清玄顿了一顿,方才继续开口:“本来贫道都已经要放弃了,只觉以一己之力,根本撼不动这盘亘百年的积弊沉疴。直到那一夜,滔天巨浪扑袭整座岛屿,贫道亲眼瞧见王姑娘义无反顾挺身而出,去救那些与她毫无干系的岛民。贫道看重的,不止是她出众的修为,还有那份心怀苍生的仁心。”
王显明听得激动不已,猛地看向季雨珊:“王姑娘,那夜冒着巨浪救了大家的,真的是你?”
季雨珊没有否认,只是轻轻点了点头。
王显明眼眶瞬间泛红,拉着李松年就要跪下磕头:“王姑娘,多谢你救了我们全岛人的性命!”
季雨珊连忙伸手扶住二人,温声说道:“师门教导,扶危济困本就是分内之事,二位不必如此。

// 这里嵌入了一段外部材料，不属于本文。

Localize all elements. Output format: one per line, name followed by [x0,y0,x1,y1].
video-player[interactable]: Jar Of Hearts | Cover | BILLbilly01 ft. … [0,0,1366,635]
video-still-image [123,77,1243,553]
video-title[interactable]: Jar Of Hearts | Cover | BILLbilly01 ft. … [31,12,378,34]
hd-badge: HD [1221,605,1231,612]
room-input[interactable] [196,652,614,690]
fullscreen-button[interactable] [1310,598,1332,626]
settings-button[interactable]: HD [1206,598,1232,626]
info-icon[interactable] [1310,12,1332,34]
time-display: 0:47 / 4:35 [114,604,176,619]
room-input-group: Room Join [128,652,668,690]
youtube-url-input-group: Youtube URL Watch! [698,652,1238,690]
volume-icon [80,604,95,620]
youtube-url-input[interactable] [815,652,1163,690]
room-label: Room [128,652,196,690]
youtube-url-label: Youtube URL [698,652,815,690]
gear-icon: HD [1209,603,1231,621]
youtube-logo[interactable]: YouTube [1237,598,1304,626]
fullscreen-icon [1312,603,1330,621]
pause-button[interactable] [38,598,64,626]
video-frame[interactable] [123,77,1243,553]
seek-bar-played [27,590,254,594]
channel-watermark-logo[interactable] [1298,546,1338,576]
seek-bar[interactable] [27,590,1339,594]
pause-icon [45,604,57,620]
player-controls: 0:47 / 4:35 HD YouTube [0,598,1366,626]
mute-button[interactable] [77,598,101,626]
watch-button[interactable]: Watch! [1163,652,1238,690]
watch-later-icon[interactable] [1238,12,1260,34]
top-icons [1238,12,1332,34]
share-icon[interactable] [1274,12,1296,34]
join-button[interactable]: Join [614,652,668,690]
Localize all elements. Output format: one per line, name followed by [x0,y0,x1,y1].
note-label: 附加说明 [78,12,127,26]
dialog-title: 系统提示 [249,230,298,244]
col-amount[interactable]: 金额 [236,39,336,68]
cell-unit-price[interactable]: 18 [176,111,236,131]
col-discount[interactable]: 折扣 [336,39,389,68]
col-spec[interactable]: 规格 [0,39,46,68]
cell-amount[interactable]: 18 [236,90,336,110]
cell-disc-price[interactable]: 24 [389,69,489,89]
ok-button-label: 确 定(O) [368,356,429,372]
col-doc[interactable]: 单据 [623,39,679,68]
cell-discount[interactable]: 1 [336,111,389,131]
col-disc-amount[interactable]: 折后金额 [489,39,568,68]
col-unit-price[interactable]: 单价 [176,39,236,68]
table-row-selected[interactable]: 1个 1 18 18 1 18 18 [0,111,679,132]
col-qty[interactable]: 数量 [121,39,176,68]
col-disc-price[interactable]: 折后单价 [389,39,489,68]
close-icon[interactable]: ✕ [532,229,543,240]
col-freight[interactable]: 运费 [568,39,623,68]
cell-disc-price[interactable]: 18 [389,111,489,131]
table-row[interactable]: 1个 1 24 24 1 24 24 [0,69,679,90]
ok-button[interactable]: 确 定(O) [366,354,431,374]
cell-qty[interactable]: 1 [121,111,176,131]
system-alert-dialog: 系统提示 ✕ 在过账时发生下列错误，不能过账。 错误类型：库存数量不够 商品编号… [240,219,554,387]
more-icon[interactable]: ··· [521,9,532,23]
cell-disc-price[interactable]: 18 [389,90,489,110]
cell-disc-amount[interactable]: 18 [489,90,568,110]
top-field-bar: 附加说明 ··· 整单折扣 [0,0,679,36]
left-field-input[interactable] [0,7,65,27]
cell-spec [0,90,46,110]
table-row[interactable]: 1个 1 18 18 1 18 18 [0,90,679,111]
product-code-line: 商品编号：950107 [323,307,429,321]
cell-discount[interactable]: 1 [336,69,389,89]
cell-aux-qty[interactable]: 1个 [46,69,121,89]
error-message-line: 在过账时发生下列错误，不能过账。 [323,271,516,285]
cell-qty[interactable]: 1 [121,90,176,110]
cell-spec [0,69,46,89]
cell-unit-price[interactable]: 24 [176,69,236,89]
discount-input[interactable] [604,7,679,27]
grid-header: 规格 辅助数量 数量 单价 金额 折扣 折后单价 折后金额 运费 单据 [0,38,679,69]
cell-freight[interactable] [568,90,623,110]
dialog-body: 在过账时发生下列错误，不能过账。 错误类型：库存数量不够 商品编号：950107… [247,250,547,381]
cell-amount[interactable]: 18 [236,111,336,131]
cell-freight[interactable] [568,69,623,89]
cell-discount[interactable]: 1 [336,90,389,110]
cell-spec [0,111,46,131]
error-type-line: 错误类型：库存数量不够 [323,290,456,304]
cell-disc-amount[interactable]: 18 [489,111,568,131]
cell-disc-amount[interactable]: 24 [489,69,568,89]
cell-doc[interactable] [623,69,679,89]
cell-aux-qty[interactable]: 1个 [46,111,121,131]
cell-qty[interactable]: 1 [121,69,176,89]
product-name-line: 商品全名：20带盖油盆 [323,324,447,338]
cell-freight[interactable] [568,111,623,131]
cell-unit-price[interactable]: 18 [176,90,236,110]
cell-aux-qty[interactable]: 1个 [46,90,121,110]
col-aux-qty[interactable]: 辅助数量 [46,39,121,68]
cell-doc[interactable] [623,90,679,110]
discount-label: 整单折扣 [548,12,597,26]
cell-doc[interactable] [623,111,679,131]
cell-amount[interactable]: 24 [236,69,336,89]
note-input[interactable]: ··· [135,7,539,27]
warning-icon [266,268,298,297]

”
小枫在一旁撇了撇嘴,嘟囔道:“合着我们都是沾了她的光?”
清玄笑着解释:“即便没有王姑娘,贫道也会找你们合作。贫道知晓你们一直在追查海神之事,心中有大义,绝非畏缩之人。”她话音微顿,略带尴尬地补充道,“当然……岛上也实在没有其他人选了。”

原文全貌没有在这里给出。